So many big-budget American films are made with an eye toward export that they are virtually silent films. In other words, shut off the sound on any blockbuster and you can follow it with perfect lucidity, even without subtitles.
When doing an American movie, I try to keep the language fluid and brisk. With my personal films, it’s the exact opposite -- I hate in my personal films for things to pay off. I would have hated in The Devil‘s Backbone for somebody to explain to the boy the fate of his parents, or for one of the characters to be “redeemed.” I find it -- not alarming, but very usual for the flavor of European films to become homogenized. The Brotherhood of the Wolves, which I enjoyed, could easily have been made in Hollywood. And much as I enjoyed it, I did so with a sense of loss. When I see a European film with more bite, like No Man’s Land, I feel nostalgic.
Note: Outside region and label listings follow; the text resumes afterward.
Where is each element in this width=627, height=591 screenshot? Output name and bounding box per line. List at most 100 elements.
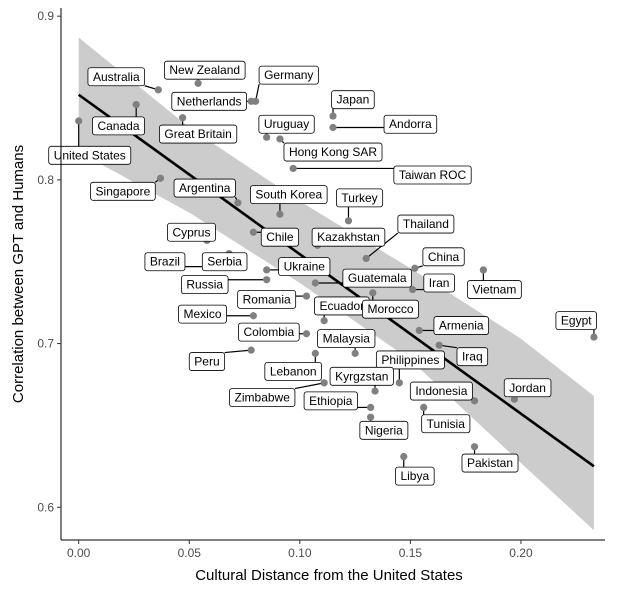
point-label-text: Kyrgzstan [335,369,388,383]
point-label-box [359,420,409,440]
data-point [234,199,242,207]
point-label: Ethiopia [303,391,358,411]
regression-line-layer [77,93,595,468]
point-label-box [423,273,455,293]
data-point [400,452,408,461]
point-label: Nigeria [359,420,409,440]
point-label-box [456,347,489,367]
point-label-text: Guatemala [348,271,407,285]
y-tick-label: 0.9 [37,9,54,23]
data-point [302,330,311,338]
point-label-box [383,114,438,134]
point-label: Taiwan ROC [393,165,472,185]
data-point [320,317,328,325]
point-label-box [329,366,394,386]
point-label-box [461,453,519,473]
data-point [371,387,379,395]
data-point [263,266,271,274]
point-label-text: China [428,250,460,264]
data-point [411,264,419,272]
x-tick-label: 0.00 [67,546,91,560]
point-label-text: Chile [266,230,294,244]
point-label: Turkey [336,188,384,208]
point-label-box [180,275,229,295]
point-label-text: Mexico [184,307,222,321]
point-label: Singapore [90,181,156,201]
point-label-text: South Korea [255,188,322,202]
point-label-text: Tunisia [427,417,466,431]
point-label-box [503,378,552,398]
y-tick-label: 0.7 [37,337,54,351]
point-label-box [467,280,522,299]
point-label-text: Ukraine [284,260,326,274]
point-label-box [278,257,331,277]
point-label-box [229,388,296,407]
data-point [302,292,311,300]
point-label: Pakistan [461,453,519,473]
point-label: Philippines [375,350,445,370]
y-axis-title: Correlation between GPT and Humans [10,145,27,403]
point-label: Vietnam [467,280,522,299]
point-label-box [303,391,358,411]
point-label-box [238,322,300,342]
point-label: Jordan [503,378,552,398]
point-label-box [258,65,319,85]
data-point [249,312,257,320]
data-point [590,333,598,341]
x-axis-title: Cultural Distance from the United States [195,567,463,584]
point-label-text: Armenia [439,319,484,333]
point-label-text: Philippines [381,353,439,367]
point-label-box [342,268,412,288]
point-label-text: Great Britain [164,127,231,141]
point-label: Kazakhstan [311,227,386,247]
point-label-layer: United States Canada Australia New Zealand G… [48,60,597,486]
x-tick-label: 0.05 [178,546,202,560]
x-tick-label: 0.15 [399,546,423,560]
point-label: United States [48,145,132,165]
point-label-box [283,142,383,162]
point-label: Malaysia [317,329,376,349]
point-label: Mexico [178,304,227,324]
data-point [369,289,377,297]
data-point [351,349,359,357]
point-label: Hong Kong SAR [283,142,383,162]
point-label-text: Argentina [179,181,231,195]
point-label: Zimbabwe [229,388,296,407]
point-label-box [260,227,300,247]
point-label-text: Iran [429,276,450,290]
point-label: Ukraine [278,257,331,277]
data-point [194,79,202,87]
data-point-layer [75,79,598,461]
point-label-text: United States [54,148,126,162]
data-point [132,100,140,109]
data-point [247,346,255,354]
data-point [395,379,403,387]
point-label-box [555,311,597,331]
point-label-box [311,227,386,247]
point-label-text: Canada [97,119,139,133]
point-label-box [362,299,419,319]
data-point [420,403,428,412]
data-point [415,326,423,335]
point-label-text: Romania [243,292,291,306]
point-label: Russia [180,275,229,295]
data-point [470,397,479,405]
point-label-box [144,252,186,272]
y-tick-label: 0.6 [37,500,54,514]
point-label-box [167,222,216,242]
point-label: Germany [258,65,319,85]
point-label-text: Germany [264,68,313,82]
data-point [320,379,328,387]
data-point [156,174,165,182]
point-label-box [397,214,455,234]
data-point [263,133,271,141]
point-label: Andorra [383,114,438,134]
point-label: New Zealand [163,60,246,80]
regression-line [77,93,595,468]
x-tick-label: 0.20 [509,546,533,560]
point-label-text: Vietnam [473,283,517,297]
data-point [263,276,271,284]
confidence-band [78,37,594,531]
point-label: Morocco [362,299,419,319]
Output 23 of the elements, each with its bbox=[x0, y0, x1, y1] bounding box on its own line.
One Mexican film I had involvement with, and of which I am extremely proud, is Amores Perros -- a savage movie that doesn‘t try at all to be safe. I worked for a few days with the director as an associate editor. It was already a masterpiece by then, but I was able to make a few small recommendations about its shape and rhythm.
What advice do you give to young filmmakers in Mexico? Or here, for that matter?
I have no advice. My crossing over was a complete accident. I’ve been cursed with a Gypsy‘s curse as a filmmaker. I never shoot where I live. I am from Guadalajara, so when I went to Mexico City to make Cronos, it was as a traveler, a stranger in town. When I did Mimic, it was for an American company, and the story was set in New York, and we filmed it in Toronto. We filmed The Devil’s Backbone in Spain. Blade 2 is an American movie made in Prague. I have no idea how I achieved this, and wouldn‘t know what to advise.